The film begins with an awkward framing device: at a San Francisco fairground in 1933, an aged Tonto (Johnny Depp) recounts his fantastical story to a curious child (Mason Cook). Moving 60 years earlier, we meet idealistic lawyer John Reid (Armie Hammer) as he returns to his hometown of Colby, Texas. He soon finds himself joining his lawman brother Dan (James Badge Dale) and his rangers on a hunt to apprehend the ruthless outlaw Butch Cavendish (William Fichtner).
Unfortunately for the Reid brothers, a betrayal ends in a brutal ambush, with Dan among the casualties. Left for dead in the desert, John Reid is eventually found by Tonto, who’s also seeking revenge on Cavendish. A partnership is born, with the two unlikely heroes working together to uncover the treachery that led to Dan’s death.
Long run-times aren’t a problem if a film can justify those precious minutes. But in the case of The Lone Ranger – which clocks in at a whopping 149 minutes – there are plenty of scenes that could have been trimmed to streamline the story. The countless opportunities the heroes and villains have to kill one another before the finale beggars belief. There’s also a strange tonal imbalance throughout; the cumbersome framing device is very ‘Disney-like’, but the film features two brutal massacres and many violent sequences that are anything but.

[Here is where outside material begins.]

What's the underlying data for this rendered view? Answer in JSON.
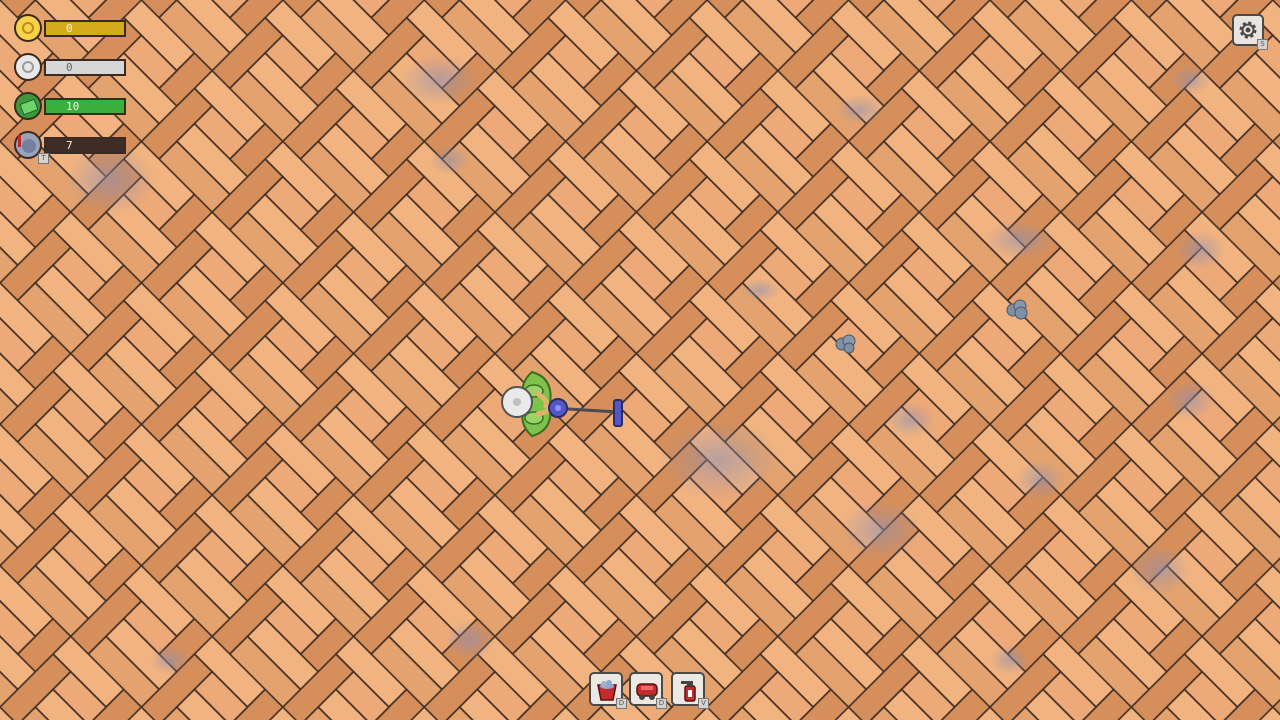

The core story arc – the journey of John Reid from bumbling lawyer to Lone Ranger – is easy enough to get invested in, though the continual repetition of Reid’s idealistic beliefs becomes tiresome, and his eventual change in attitude should occur earlier in the film.
Whilst the narrative is lacking, Verbinski & co deliver on the action front with some impressively staged, and beautifully shot, set pieces. An early chase scene sets the bar, but it’s the supercharged climactic train chase that ensures proceedings end on a high. It’s undoubtedly one of the finest sequences we’ve seen in a film this year, and once Hans Zimmer’s virtuoso, barnstorming update of William Tell’s classic overture kicks in, it’s almost enough to make you forget the film’s shortcomings.
Although he may be playing the titular character, Hammer is inevitably side-lined by Depp. That’s not an indictment of Hammer himself, who does a solid job with often clumsy material. Adding Tonto to his long list of oddball characters, Depp is comfortable and at times humorous in the role, even if his portrayal bears similarities to Captain Jack Sparrow. Elsewhere, Fichtner is suitably menacing as the cannibalistic Cavendish.
Any last words? The Lone Ranger is an entertaining but flawed blockbuster hamstrung by an overlong runtime and tonally chaotic narrative. However, there’s plenty to enjoy in Verbinski’s film and the franchise certainly has potential. If it’s a choice between a Lone Ranger sequel and another Pirates of the Caribbean instalment, the masked rider has my vote.